Kunjungan tersebut bertujuan meninjau langsung potensi pengembangan destinasi wisata unggulan habitat kera besar atau orangutan yang telah dikenal hingga mancanegara.
Dalam kesempatan ini, Bupati Nurhidayah menyampaikan bahwa TNTP merupakan kawasan konservasi wisata alam yang memiliki daya tarik luar biasa, terutama keanekaragaman hayati dan ekosistemnya yang khas.
Salah satu ikon wisata yang terkenal adalah susur Sungai Sekonyer yang menjadi pengalaman favorit wisatawan.
Menurutnya, kunjungan kerja ini menjadi langkah strategis untuk melihat peluang pengembangan kawasan wisata ke depan. Pemerintah daerah bersama pemerintah provinsi berupaya meningkatkan jumlah kunjungan wisatawan sekaligus mendorong pemberdayaan ekonomi masyarakat sekitar kawasan.
Masih menurut Bupati, Gubernur rencananya membangun sejumlah fasilitas penunjang wisata yang tetap mengedepankan kelestarian alam serta kearifan lokal.
Pengembangan tersebut diharapkan tidak merusak keindahan lingkungan, melainkan memperkuat daya tarik kawasan sebagai destinasi konservasi dan habitat orangutan terbesar didunia ini.
Salah satu rencana yang disiapkan adalah pembangunan area wisata di sekitar kawasan Rimba Lodge berupa Cottage (penginapan/pondok kecil) termasuk fasilitas edukasi dan atraksi seperti area pemberian makan orangutan yang selama ini menjadi daya tarik utama wisatawan domestik maupun mancanegara.
Di tengah besarnya potensi alam yang dimiliki TNTP, pemerintah terus berupaya menghadirkan langkah nyata melalui pembangunan infrastruktur penunjang.
Dalam kunjungan tersebut, rombongan juga meninjau Desa Sekonyer yang menjadi salah satu titik pengembangan fasilitas wisata ke depan.
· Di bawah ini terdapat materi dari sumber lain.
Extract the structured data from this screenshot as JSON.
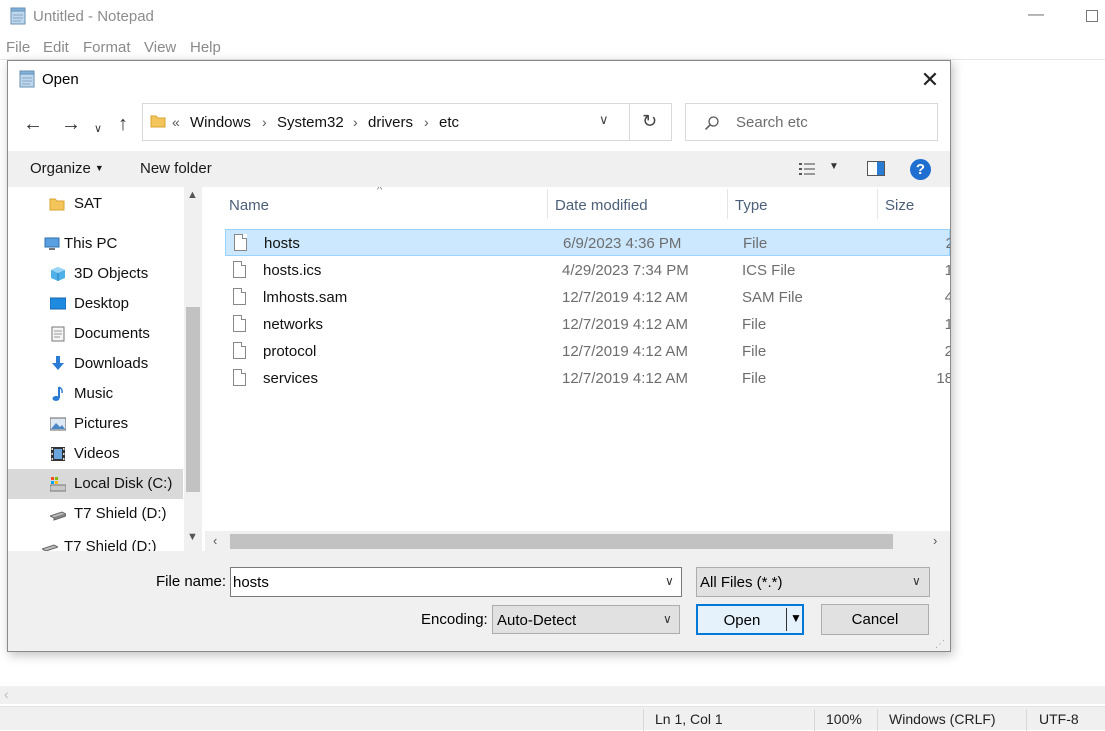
{
  "notepad": {
    "title": "Untitled - Notepad",
    "menu": [
      "File",
      "Edit",
      "Format",
      "View",
      "Help"
    ],
    "status": {
      "position": "Ln 1, Col 1",
      "zoom": "100%",
      "line_ending": "Windows (CRLF)",
      "encoding": "UTF-8"
    }
  },
  "dialog": {
    "title": "Open",
    "address": {
      "overflow": "«",
      "segments": [
        "Windows",
        "System32",
        "drivers",
        "etc"
      ]
    },
    "search_placeholder": "Search etc",
    "commands": {
      "organize": "Organize",
      "new_folder": "New folder"
    },
    "tree": [
      {
        "label": "SAT",
        "icon": "folder-icon",
        "selected": false
      },
      {
        "label": "This PC",
        "icon": "computer-icon",
        "selected": false
      },
      {
        "label": "3D Objects",
        "icon": "cube-icon",
        "selected": false
      },
      {
        "label": "Desktop",
        "icon": "desktop-icon",
        "selected": false
      },
      {
        "label": "Documents",
        "icon": "document-icon",
        "selected": false
      },
      {
        "label": "Downloads",
        "icon": "download-icon",
        "selected": false
      },
      {
        "label": "Music",
        "icon": "music-icon",
        "selected": false
      },
      {
        "label": "Pictures",
        "icon": "pictures-icon",
        "selected": false
      },
      {
        "label": "Videos",
        "icon": "video-icon",
        "selected": false
      },
      {
        "label": "Local Disk (C:)",
        "icon": "drive-icon",
        "selected": true
      },
      {
        "label": "T7 Shield (D:)",
        "icon": "usb-drive-icon",
        "selected": false
      },
      {
        "label": "T7 Shield (D:)",
        "icon": "usb-drive-icon",
        "selected": false
      }
    ],
    "columns": [
      "Name",
      "Date modified",
      "Type",
      "Size"
    ],
    "files": [
      {
        "name": "hosts",
        "date": "6/9/2023 4:36 PM",
        "type": "File",
        "size": "2",
        "selected": true
      },
      {
        "name": "hosts.ics",
        "date": "4/29/2023 7:34 PM",
        "type": "ICS File",
        "size": "1",
        "selected": false
      },
      {
        "name": "lmhosts.sam",
        "date": "12/7/2019 4:12 AM",
        "type": "SAM File",
        "size": "4",
        "selected": false
      },
      {
        "name": "networks",
        "date": "12/7/2019 4:12 AM",
        "type": "File",
        "size": "1",
        "selected": false
      },
      {
        "name": "protocol",
        "date": "12/7/2019 4:12 AM",
        "type": "File",
        "size": "2",
        "selected": false
      },
      {
        "name": "services",
        "date": "12/7/2019 4:12 AM",
        "type": "File",
        "size": "18",
        "selected": false
      }
    ],
    "file_name_label": "File name:",
    "file_name_value": "hosts",
    "file_type_filter": "All Files  (*.*)",
    "encoding_label": "Encoding:",
    "encoding_value": "Auto-Detect",
    "open_label": "Open",
    "cancel_label": "Cancel"
  },
  "colors": {
    "selection_bg": "#cce8ff",
    "selection_border": "#99d1ff",
    "primary_button_border": "#0078d7",
    "help_icon": "#1e6fd0"
  }
}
Sementara itu, Gubernur Kalteng, Agustiar Sabran berharap penambahan fasilitas wisata dapat memberikan dampak positif bagi peningkatan pendapatan masyarakat dan daerah.
Ia menegaskan bahwa pengembangan pariwisata harus dilakukan secara berkelanjutan agar manfaatnya dapat dirasakan dalam jangka panjang tanpa mengorbankan kelestarian lingkungan.
"Melalui pengembangan potensi wisata harapan kita bisa menambah daya tarik wisatawan sehingga dapat meningkatkan pemberdayaan masyarakat sekaligus meningkatkan income bagi daerah," ungkap Agustiar yang juga didampingi ketua Tim Penggerak PKK Kalteng.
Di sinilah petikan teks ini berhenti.